We compute power across a range of sample sizes.

power_two_sided <- function(n_per_group, delta, sigma, zcrit) {
  mu_z  <- delta / (sigma * sqrt(2 / n_per_group))
  power <- pnorm(-zcrit, mean = mu_z, sd = 1) +
           (1 - pnorm(zcrit, mean = mu_z, sd = 1))
  return(power)
}

n_vec <- seq(5, 200, by = 5)
pwr   <- sapply(n_vec, power_two_sided,
                delta = delta_target, sigma = sigma_proxy, zcrit = zcrit)

d_pwr <- data.table(n_per_group = n_vec, power = pwr)

ggplot(d_pwr, aes(x = n_per_group, y = power)) +
  geom_line() +
  geom_hline(yintercept = 0.8, linetype = 2, colour = "red") +
  ylim(0, 1) +
  labs(
    x = "N per group",
    y = "Power",
    title = "Power curve for observed effect size"
  )

Find the smallest n that achieves 0.8 power.

d_pwr[power >= 0.8][1]
##    n_per_group power
##          <num> <num>
## 1:          NA    NA

Discussion points:

  • Does the original study (24 rats per experiment) appear adequately powered to detect the effect you observed?
  • If your target effect is small, required n becomes large.
  • If a study has low n, it may be underpowered unless the effect is large.
  • This is how you evaluate design quality, not just p-values.
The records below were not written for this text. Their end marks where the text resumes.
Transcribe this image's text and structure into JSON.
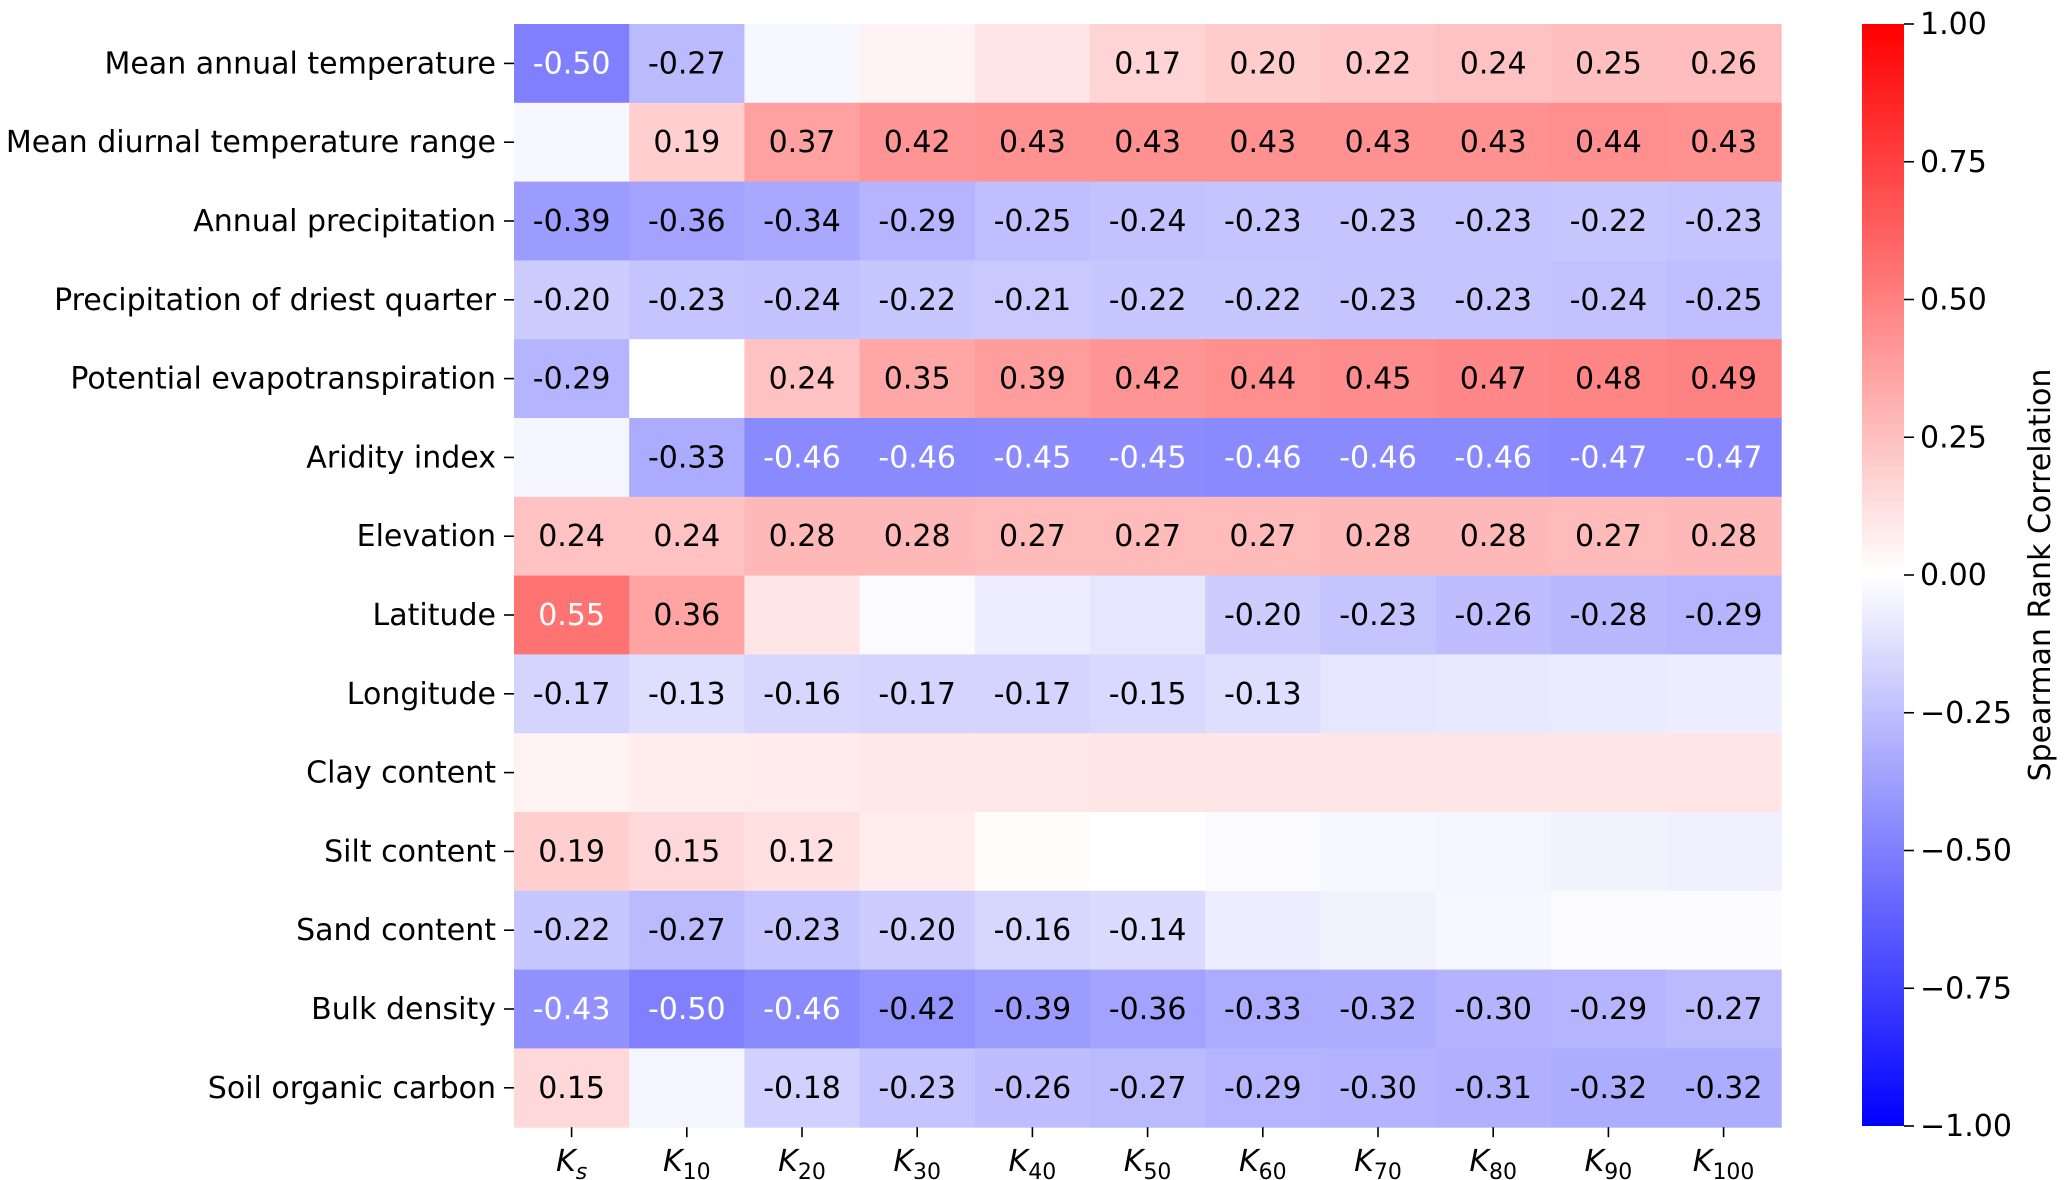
{
  "chart_data": {
    "type": "heatmap",
    "title": "",
    "xlabel": "",
    "ylabel": "",
    "rows": [
      "Mean annual temperature",
      "Mean diurnal temperature range",
      "Annual precipitation",
      "Precipitation of driest quarter",
      "Potential evapotranspiration",
      "Aridity index",
      "Elevation",
      "Latitude",
      "Longitude",
      "Clay content",
      "Silt content",
      "Sand content",
      "Bulk density",
      "Soil organic carbon"
    ],
    "columns": [
      {
        "base": "K",
        "sub": "s"
      },
      {
        "base": "K",
        "sub": "10"
      },
      {
        "base": "K",
        "sub": "20"
      },
      {
        "base": "K",
        "sub": "30"
      },
      {
        "base": "K",
        "sub": "40"
      },
      {
        "base": "K",
        "sub": "50"
      },
      {
        "base": "K",
        "sub": "60"
      },
      {
        "base": "K",
        "sub": "70"
      },
      {
        "base": "K",
        "sub": "80"
      },
      {
        "base": "K",
        "sub": "90"
      },
      {
        "base": "K",
        "sub": "100"
      }
    ],
    "values": [
      [
        -0.5,
        -0.27,
        -0.03,
        0.05,
        0.1,
        0.17,
        0.2,
        0.22,
        0.24,
        0.25,
        0.26
      ],
      [
        -0.03,
        0.19,
        0.37,
        0.42,
        0.43,
        0.43,
        0.43,
        0.43,
        0.43,
        0.44,
        0.43
      ],
      [
        -0.39,
        -0.36,
        -0.34,
        -0.29,
        -0.25,
        -0.24,
        -0.23,
        -0.23,
        -0.23,
        -0.22,
        -0.23
      ],
      [
        -0.2,
        -0.23,
        -0.24,
        -0.22,
        -0.21,
        -0.22,
        -0.22,
        -0.23,
        -0.23,
        -0.24,
        -0.25
      ],
      [
        -0.29,
        0.0,
        0.24,
        0.35,
        0.39,
        0.42,
        0.44,
        0.45,
        0.47,
        0.48,
        0.49
      ],
      [
        -0.04,
        -0.33,
        -0.46,
        -0.46,
        -0.45,
        -0.45,
        -0.46,
        -0.46,
        -0.46,
        -0.47,
        -0.47
      ],
      [
        0.24,
        0.24,
        0.28,
        0.28,
        0.27,
        0.27,
        0.27,
        0.28,
        0.28,
        0.27,
        0.28
      ],
      [
        0.55,
        0.36,
        0.1,
        -0.02,
        -0.07,
        -0.1,
        -0.2,
        -0.23,
        -0.26,
        -0.28,
        -0.29
      ],
      [
        -0.17,
        -0.13,
        -0.16,
        -0.17,
        -0.17,
        -0.15,
        -0.13,
        -0.1,
        -0.09,
        -0.08,
        -0.07
      ],
      [
        0.05,
        0.07,
        0.08,
        0.09,
        0.09,
        0.1,
        0.1,
        0.1,
        0.1,
        0.1,
        0.1
      ],
      [
        0.19,
        0.15,
        0.12,
        0.07,
        0.01,
        0.0,
        -0.02,
        -0.03,
        -0.04,
        -0.05,
        -0.06
      ],
      [
        -0.22,
        -0.27,
        -0.23,
        -0.2,
        -0.16,
        -0.14,
        -0.07,
        -0.05,
        -0.03,
        -0.02,
        -0.01
      ],
      [
        -0.43,
        -0.5,
        -0.46,
        -0.42,
        -0.39,
        -0.36,
        -0.33,
        -0.32,
        -0.3,
        -0.29,
        -0.27
      ],
      [
        0.15,
        -0.04,
        -0.18,
        -0.23,
        -0.26,
        -0.27,
        -0.29,
        -0.3,
        -0.31,
        -0.32,
        -0.32
      ]
    ],
    "annotations": [
      [
        "-0.50",
        "-0.27",
        "",
        "",
        "",
        "0.17",
        "0.20",
        "0.22",
        "0.24",
        "0.25",
        "0.26"
      ],
      [
        "",
        "0.19",
        "0.37",
        "0.42",
        "0.43",
        "0.43",
        "0.43",
        "0.43",
        "0.43",
        "0.44",
        "0.43"
      ],
      [
        "-0.39",
        "-0.36",
        "-0.34",
        "-0.29",
        "-0.25",
        "-0.24",
        "-0.23",
        "-0.23",
        "-0.23",
        "-0.22",
        "-0.23"
      ],
      [
        "-0.20",
        "-0.23",
        "-0.24",
        "-0.22",
        "-0.21",
        "-0.22",
        "-0.22",
        "-0.23",
        "-0.23",
        "-0.24",
        "-0.25"
      ],
      [
        "-0.29",
        "",
        "0.24",
        "0.35",
        "0.39",
        "0.42",
        "0.44",
        "0.45",
        "0.47",
        "0.48",
        "0.49"
      ],
      [
        "",
        "-0.33",
        "-0.46",
        "-0.46",
        "-0.45",
        "-0.45",
        "-0.46",
        "-0.46",
        "-0.46",
        "-0.47",
        "-0.47"
      ],
      [
        "0.24",
        "0.24",
        "0.28",
        "0.28",
        "0.27",
        "0.27",
        "0.27",
        "0.28",
        "0.28",
        "0.27",
        "0.28"
      ],
      [
        "0.55",
        "0.36",
        "",
        "",
        "",
        "",
        "-0.20",
        "-0.23",
        "-0.26",
        "-0.28",
        "-0.29"
      ],
      [
        "-0.17",
        "-0.13",
        "-0.16",
        "-0.17",
        "-0.17",
        "-0.15",
        "-0.13",
        "",
        "",
        "",
        ""
      ],
      [
        "",
        "",
        "",
        "",
        "",
        "",
        "",
        "",
        "",
        "",
        ""
      ],
      [
        "0.19",
        "0.15",
        "0.12",
        "",
        "",
        "",
        "",
        "",
        "",
        "",
        ""
      ],
      [
        "-0.22",
        "-0.27",
        "-0.23",
        "-0.20",
        "-0.16",
        "-0.14",
        "",
        "",
        "",
        "",
        ""
      ],
      [
        "-0.43",
        "-0.50",
        "-0.46",
        "-0.42",
        "-0.39",
        "-0.36",
        "-0.33",
        "-0.32",
        "-0.30",
        "-0.29",
        "-0.27"
      ],
      [
        "0.15",
        "",
        "-0.18",
        "-0.23",
        "-0.26",
        "-0.27",
        "-0.29",
        "-0.30",
        "-0.31",
        "-0.32",
        "-0.32"
      ]
    ],
    "colormap": {
      "name": "bwr",
      "low": "#0000ff",
      "mid": "#ffffff",
      "high": "#ff0000"
    },
    "vmin": -1.0,
    "vmax": 1.0,
    "colorbar": {
      "label": "Spearman Rank Correlation",
      "ticks": [
        1.0,
        0.75,
        0.5,
        0.25,
        0.0,
        -0.25,
        -0.5,
        -0.75,
        -1.0
      ],
      "tick_labels": [
        "1.00",
        "0.75",
        "0.50",
        "0.25",
        "0.00",
        "−0.25",
        "−0.50",
        "−0.75",
        "−1.00"
      ]
    }
  }
}
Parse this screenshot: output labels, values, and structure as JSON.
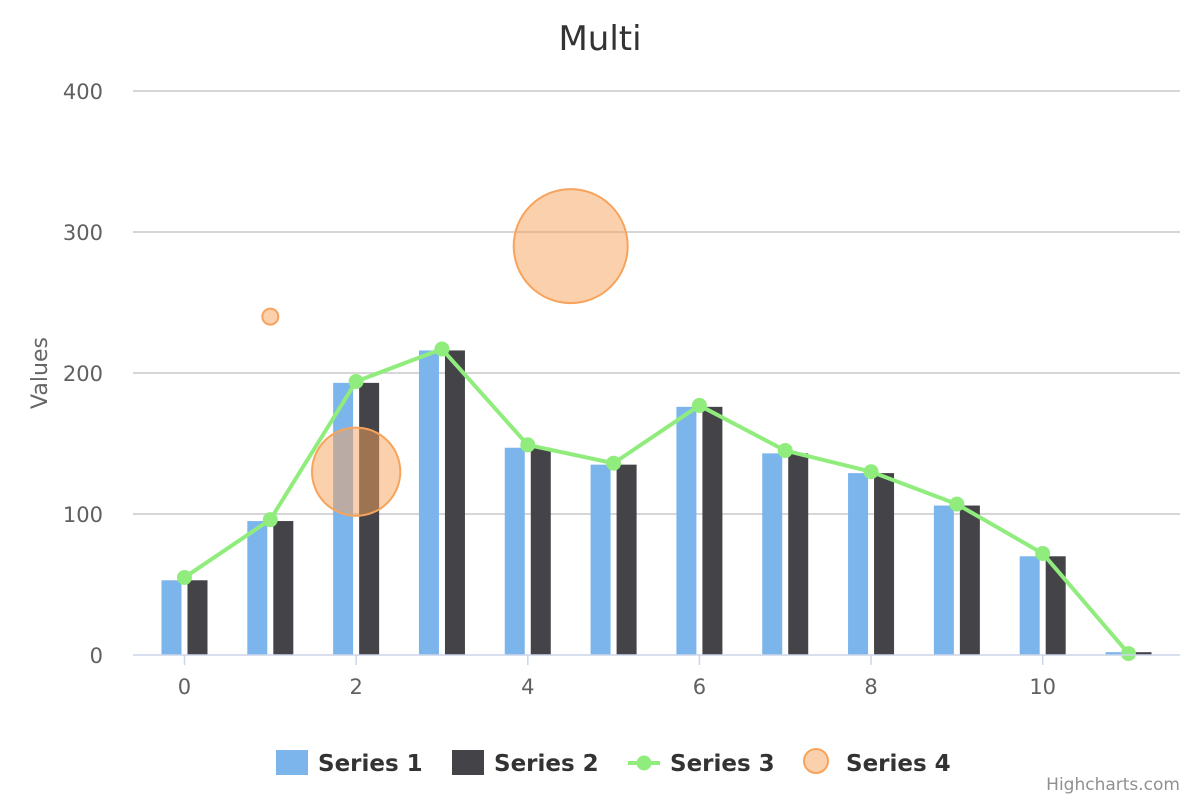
{
  "chart_data": {
    "type": "bar",
    "title": "Multi",
    "xlabel": "",
    "ylabel": "Values",
    "ylim": [
      0,
      400
    ],
    "yticks": [
      0,
      100,
      200,
      300,
      400
    ],
    "xlim": [
      -0.6,
      11.6
    ],
    "xticks": [
      0,
      2,
      4,
      6,
      8,
      10
    ],
    "categories": [
      0,
      1,
      2,
      3,
      4,
      5,
      6,
      7,
      8,
      9,
      10,
      11
    ],
    "grid": true,
    "legend_position": "bottom",
    "series": [
      {
        "name": "Series 1",
        "type": "bar",
        "color": "#7cb5ec",
        "values": [
          53,
          95,
          193,
          216,
          147,
          135,
          176,
          143,
          129,
          106,
          70,
          2
        ]
      },
      {
        "name": "Series 2",
        "type": "bar",
        "color": "#434348",
        "values": [
          53,
          95,
          193,
          216,
          147,
          135,
          176,
          143,
          129,
          106,
          70,
          2
        ]
      },
      {
        "name": "Series 3",
        "type": "line",
        "color": "#90ed7d",
        "values": [
          55,
          96,
          194,
          217,
          149,
          136,
          177,
          145,
          130,
          107,
          72,
          1
        ]
      },
      {
        "name": "Series 4",
        "type": "bubble",
        "color": "#f7a35c",
        "points": [
          {
            "x": 1,
            "y": 240,
            "z": 1
          },
          {
            "x": 2,
            "y": 130,
            "z": 30
          },
          {
            "x": 4.5,
            "y": 290,
            "z": 50
          }
        ]
      }
    ],
    "credits": "Highcharts.com"
  }
}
Part 5 — Analysis critique (practice evaluating)

Below is a short, deliberately imperfect analysis summary. Your job is to evaluate it.

5.1 A contrived analysis summary


We compared two conditions and found a statistically significant difference (p < .05). We removed a few outliers because they looked weird. We tried a few different transformations and reported the one that gave the cleanest result. The effect is real because it is significant.


5.2 Critique prompts (write brief answers)

  1. What information is missing that you would need to judge the strength of the evidence?

  2. What analysis choices were made without justification?

  3. Which sentence strongly suggests researcher degrees of freedom (p-hacking risk)?

  4. What would you want reported instead of only “p < .05”?

  5. What would you want to know about sample size and power?

This kind of critique is part of “defending analysis choices” in your final project: you show that you understand what makes an analysis trustworthy.


Summary

Today you practiced moving from:

  • doing analysis

to

  • evaluating analysis

This is the core shift needed for the final project.

In particular you now have language and tools to discuss:

  • effect size vs p-value
  • sensitivity to analysis choices
  • power as a design constraint
  • critique of weak or incomplete analysis claims

Apply this to your assigned dataset

Your assigned dataset is determined by your student ID number. Take the last digit and compute last_digit %% 3 in R.

Load your assigned dataset into R.

For this tutorial, your task is:

  1. Identify a key comparison in your dataset (two conditions or two groups).
  2. Compute per-participant (or per-subject) means for each group or condition.
  3. Compute Cohen’s d for this comparison.
  4. Using the effect size you computed, estimate the required sample size for 80% power.
  5. Write 2–3 sentences reflecting on whether the original study appears adequately powered to detect the effect you observed.

You will include this reflection in your final project as part of the “limitations and assumptions” discussion.